Port Shifts Focus After Cosco Deal for Base Unravels


Although Congress has killed a deal to lease the abandoned Long Beach Naval Station to a Chinese shipping company, the Port of Long Beach vowed Friday to find new tenants for the controversial base and to make other accommodations to keep the China Ocean Shipping Co. from leaving the harbor.

John W. Hancock, president of the Board of Harbor Commissioners, said the port will begin talks as soon as possible with three or four major shipping lines that are interested in acquiring more terminal space. The companies, which Hancock declined to identify, already hold leases in the Port of Long Beach.

Port officials said they would try to find a new site for China Ocean Shipping if other shipping lines in the harbor move onto naval station grounds. Cosco, which is one of the largest shipping lines in the world, has operated in the port since 1981.

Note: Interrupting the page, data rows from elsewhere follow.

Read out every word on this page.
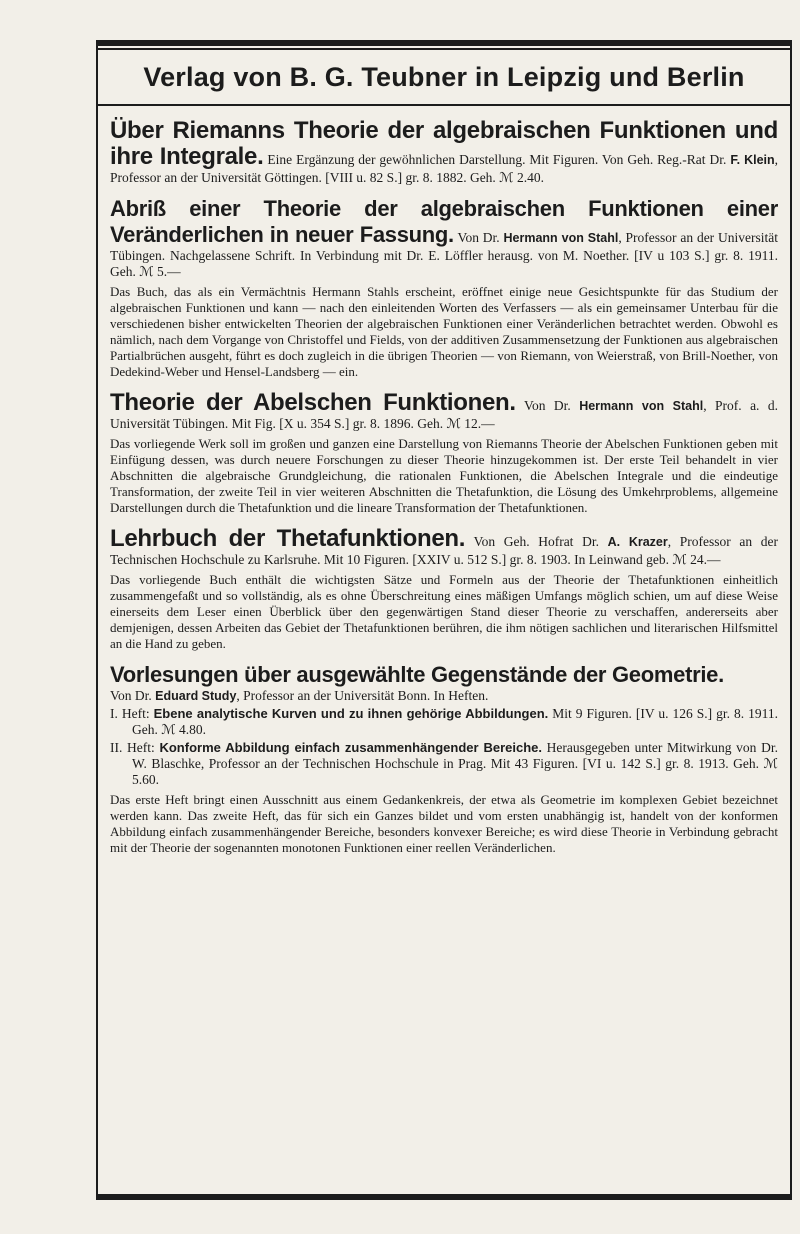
Verlag von B. G. Teubner in Leipzig und Berlin
Über Riemanns Theorie der algebraischen Funktionen und ihre Integrale. Eine Ergänzung der gewöhnlichen Darstellung. Mit Figuren. Von Geh. Reg.-Rat Dr. F. Klein, Professor an der Universität Göttingen. [VIII u. 82 S.] gr. 8. 1882. Geh. ℳ 2.40.
Abriß einer Theorie der algebraischen Funktionen einer Veränderlichen in neuer Fassung. Von Dr. Hermann von Stahl, Professor an der Universität Tübingen. Nachgelassene Schrift. In Verbindung mit Dr. E. Löffler herausg. von M. Noether. [IV u 103 S.] gr. 8. 1911. Geh. ℳ 5.—
Das Buch, das als ein Vermächtnis Hermann Stahls erscheint, eröffnet einige neue Gesichtspunkte für das Studium der algebraischen Funktionen und kann — nach den einleitenden Worten des Verfassers — als ein gemeinsamer Unterbau für die verschiedenen bisher entwickelten Theorien der algebraischen Funktionen einer Veränderlichen betrachtet werden. Obwohl es nämlich, nach dem Vorgange von Christoffel und Fields, von der additiven Zusammensetzung der Funktionen aus algebraischen Partialbrüchen ausgeht, führt es doch zugleich in die übrigen Theorien — von Riemann, von Weierstraß, von Brill-Noether, von Dedekind-Weber und Hensel-Landsberg — ein.
Theorie der Abelschen Funktionen. Von Dr. Hermann von Stahl, Prof. a. d. Universität Tübingen. Mit Fig. [X u. 354 S.] gr. 8. 1896. Geh. ℳ 12.—
Das vorliegende Werk soll im großen und ganzen eine Darstellung von Riemanns Theorie der Abelschen Funktionen geben mit Einfügung dessen, was durch neuere Forschungen zu dieser Theorie hinzugekommen ist. Der erste Teil behandelt in vier Abschnitten die algebraische Grundgleichung, die rationalen Funktionen, die Abelschen Integrale und die eindeutige Transformation, der zweite Teil in vier weiteren Abschnitten die Thetafunktion, die Lösung des Umkehrproblems, allgemeine Darstellungen durch die Thetafunktion und die lineare Transformation der Thetafunktionen.
Lehrbuch der Thetafunktionen. Von Geh. Hofrat Dr. A. Krazer, Professor an der Technischen Hochschule zu Karlsruhe. Mit 10 Figuren. [XXIV u. 512 S.] gr. 8. 1903. In Leinwand geb. ℳ 24.—
Das vorliegende Buch enthält die wichtigsten Sätze und Formeln aus der Theorie der Thetafunktionen einheitlich zusammengefaßt und so vollständig, als es ohne Überschreitung eines mäßigen Umfangs möglich schien, um auf diese Weise einerseits dem Leser einen Überblick über den gegenwärtigen Stand dieser Theorie zu verschaffen, andererseits aber demjenigen, dessen Arbeiten das Gebiet der Thetafunktionen berühren, die ihm nötigen sachlichen und literarischen Hilfsmittel an die Hand zu geben.
Vorlesungen über ausgewählte Gegenstände der Geometrie.
Von Dr. Eduard Study, Professor an der Universität Bonn. In Heften.
I. Heft: Ebene analytische Kurven und zu ihnen gehörige Abbildungen. Mit 9 Figuren. [IV u. 126 S.] gr. 8. 1911. Geh. ℳ 4.80.
II. Heft: Konforme Abbildung einfach zusammenhängender Bereiche. Herausgegeben unter Mitwirkung von Dr. W. Blaschke, Professor an der Technischen Hochschule in Prag. Mit 43 Figuren. [VI u. 142 S.] gr. 8. 1913. Geh. ℳ 5.60.
Das erste Heft bringt einen Ausschnitt aus einem Gedankenkreis, der etwa als Geometrie im komplexen Gebiet bezeichnet werden kann. Das zweite Heft, das für sich ein Ganzes bildet und vom ersten unabhängig ist, handelt von der konformen Abbildung einfach zusammenhängender Bereiche, besonders konvexer Bereiche; es wird diese Theorie in Verbindung gebracht mit der Theorie der sogenannten monotonen Funktionen einer reellen Veränderlichen.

“Congress has thrown two years of effort out the window due to a ridiculous political climate,” Hancock said. “Our plans are to go forward posthaste with development of the base. There is time to get new tenants.”

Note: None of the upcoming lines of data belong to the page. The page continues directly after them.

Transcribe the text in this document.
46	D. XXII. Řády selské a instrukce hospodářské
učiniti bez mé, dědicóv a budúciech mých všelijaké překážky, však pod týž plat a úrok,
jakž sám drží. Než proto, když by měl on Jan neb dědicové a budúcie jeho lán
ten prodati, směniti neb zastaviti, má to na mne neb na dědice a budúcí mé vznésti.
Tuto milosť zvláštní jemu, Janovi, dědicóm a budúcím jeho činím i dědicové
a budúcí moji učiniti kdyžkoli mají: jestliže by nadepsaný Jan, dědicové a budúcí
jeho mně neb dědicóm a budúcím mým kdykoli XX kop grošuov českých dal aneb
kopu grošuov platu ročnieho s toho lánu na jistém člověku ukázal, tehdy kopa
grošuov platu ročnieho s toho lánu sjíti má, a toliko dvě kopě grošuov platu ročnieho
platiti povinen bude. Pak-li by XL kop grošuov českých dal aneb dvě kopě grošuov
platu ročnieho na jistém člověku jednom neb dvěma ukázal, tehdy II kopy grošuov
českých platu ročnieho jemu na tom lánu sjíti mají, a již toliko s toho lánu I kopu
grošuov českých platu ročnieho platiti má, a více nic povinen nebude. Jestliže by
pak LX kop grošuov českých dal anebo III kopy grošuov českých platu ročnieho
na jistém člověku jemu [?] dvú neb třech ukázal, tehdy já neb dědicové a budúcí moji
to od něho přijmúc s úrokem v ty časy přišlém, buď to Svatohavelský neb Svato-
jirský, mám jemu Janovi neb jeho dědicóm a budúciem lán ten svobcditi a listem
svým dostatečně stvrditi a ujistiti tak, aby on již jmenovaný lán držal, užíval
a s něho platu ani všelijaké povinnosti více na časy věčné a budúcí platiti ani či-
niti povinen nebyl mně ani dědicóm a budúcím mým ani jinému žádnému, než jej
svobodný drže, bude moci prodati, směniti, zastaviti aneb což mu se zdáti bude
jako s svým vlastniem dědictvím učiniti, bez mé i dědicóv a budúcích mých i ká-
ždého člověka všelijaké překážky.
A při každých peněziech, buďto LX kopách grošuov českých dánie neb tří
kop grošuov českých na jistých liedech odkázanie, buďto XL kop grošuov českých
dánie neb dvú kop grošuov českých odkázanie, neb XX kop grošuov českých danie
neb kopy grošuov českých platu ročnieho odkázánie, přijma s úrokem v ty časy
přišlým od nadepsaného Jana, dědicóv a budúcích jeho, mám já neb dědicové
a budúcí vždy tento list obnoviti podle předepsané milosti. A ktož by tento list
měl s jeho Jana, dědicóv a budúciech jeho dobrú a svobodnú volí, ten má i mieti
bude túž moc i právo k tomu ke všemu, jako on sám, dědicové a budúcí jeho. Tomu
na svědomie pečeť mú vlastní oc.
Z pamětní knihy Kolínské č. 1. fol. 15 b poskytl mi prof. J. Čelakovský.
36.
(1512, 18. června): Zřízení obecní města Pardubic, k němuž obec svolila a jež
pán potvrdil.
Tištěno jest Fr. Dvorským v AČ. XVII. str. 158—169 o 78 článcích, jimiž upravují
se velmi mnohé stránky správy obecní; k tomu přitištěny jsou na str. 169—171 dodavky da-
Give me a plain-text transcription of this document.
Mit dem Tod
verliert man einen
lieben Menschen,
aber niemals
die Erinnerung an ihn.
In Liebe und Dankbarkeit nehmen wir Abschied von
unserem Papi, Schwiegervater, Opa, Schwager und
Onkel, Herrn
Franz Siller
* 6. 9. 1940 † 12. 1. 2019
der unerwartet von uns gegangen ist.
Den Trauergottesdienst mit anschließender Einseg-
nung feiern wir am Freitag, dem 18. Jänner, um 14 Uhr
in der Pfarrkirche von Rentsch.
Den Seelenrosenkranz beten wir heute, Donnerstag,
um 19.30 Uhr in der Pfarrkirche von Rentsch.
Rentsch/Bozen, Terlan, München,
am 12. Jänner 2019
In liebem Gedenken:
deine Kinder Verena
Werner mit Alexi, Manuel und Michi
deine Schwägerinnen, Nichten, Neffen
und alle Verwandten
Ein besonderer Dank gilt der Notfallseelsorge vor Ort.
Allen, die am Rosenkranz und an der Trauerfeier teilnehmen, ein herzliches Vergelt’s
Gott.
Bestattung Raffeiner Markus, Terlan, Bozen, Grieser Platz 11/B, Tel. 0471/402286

The embattled Cosco deal came to an end Thursday night, when congressional conferees submitted to Congress the 1998-1999 defense authorization bill.

The legislation’s final language effectively prohibits the Chinese company from leasing any part of the Long Beach Naval Station after it is converted into a cargo terminal. Officials said there is virtually no chance of amending the bill.


Leading the effort to block Cosco from the facility were Sen. James M. Inhofe (R-Okla.) and Reps. Duncan Hunter and Randy “Duke” Cunningham, both San Diego-area Republicans.

They and their conservative colleagues assert that Chinese Communists could use the former base for military purposes and intelligence-gathering.

Port officials and Cosco supporters said that two recent Department of Defense reports show that the shipping line does not present a national security threat to the United States.


No one was concerned about Cosco when the naval base was open, harbor officials pointed out. But now that it is closed, the company has been transformed without justification into a military threat.

The pro-Cosco forces lost ground in the debate because of controversies surrounding the export of U.S. satellites to China and alleged Chinese political contributions to President Clinton and the Democratic Party.

On Friday, local politicians and harbor officials criticized Congress for jeopardizing trade with China and punishing the port for no reason. Already, the Chinese have indicated that they may reject proposals to build terminals for two U.S.-based shipping lines.

“We are dismayed that members of Congress could push through legislation this destructive and ignore the facts of the situation,” said Yvonne Avila, the communications director for the Port of Long Beach.

Harbor officials contend that the ban will temporarily hamper redevelopment of the base and adversely affect the state’s economy. Cosco, they noted with irony, can still operate in Long Beach or any other port in the nation.

“This is an affront to the nation’s seaport system,” said Long Beach Mayor Beverly O’Neill. “Their efforts set a dangerous precedent by denying the ability of a local community to reuse closed defense property to its highest and best use.”


O’Neill chastised Congress for making a behind-the-scenes deal despite overwhelming interest in the issue on the part of shipping companies, politicians from seaboard states, port authorities and dockworker unions. “I don’t think they realize the implications of what they have done,” she said. “They could be jeopardizing future trade agreements.”

Cosco executives, whose plans to lease the base have been frustrated by local lawsuits as well as Congress, declined to comment on the situation. They said they will issue a public statement next week.

The Port of Long Beach fears that its longtime tenant could simply move across the harbor to a new berth in the Port of Los Angeles. Officials there have presented Cosco with a proposal to lease space at Pier 400, which is being built. They last met three weeks ago.

New talks were planned for next month, but those have been canceled, said Barbara Yamamoto, public information director for the Port of Los Angeles.


Cosco’s foes in Congress have threatened to expand the ban to the Port of Los Angeles, which receives federal funds for dredging operations.

“There is nothing definite at this point,” Yamamoto said. “The political concerns have to be considered seriously. Who knows? Congress might say Cosco can’t call on facilities in our port.”


Despite their defeat, Long Beach officials said they will push ahead with plans to convert the 400-acre base into a new cargo terminal and ship repair facility.

Hazardous waste is already being removed from the facility and preparations are underway to demolish structures on the site. The Navy, which now leases the base to the port, is scheduled to transfer title to the property by 2000.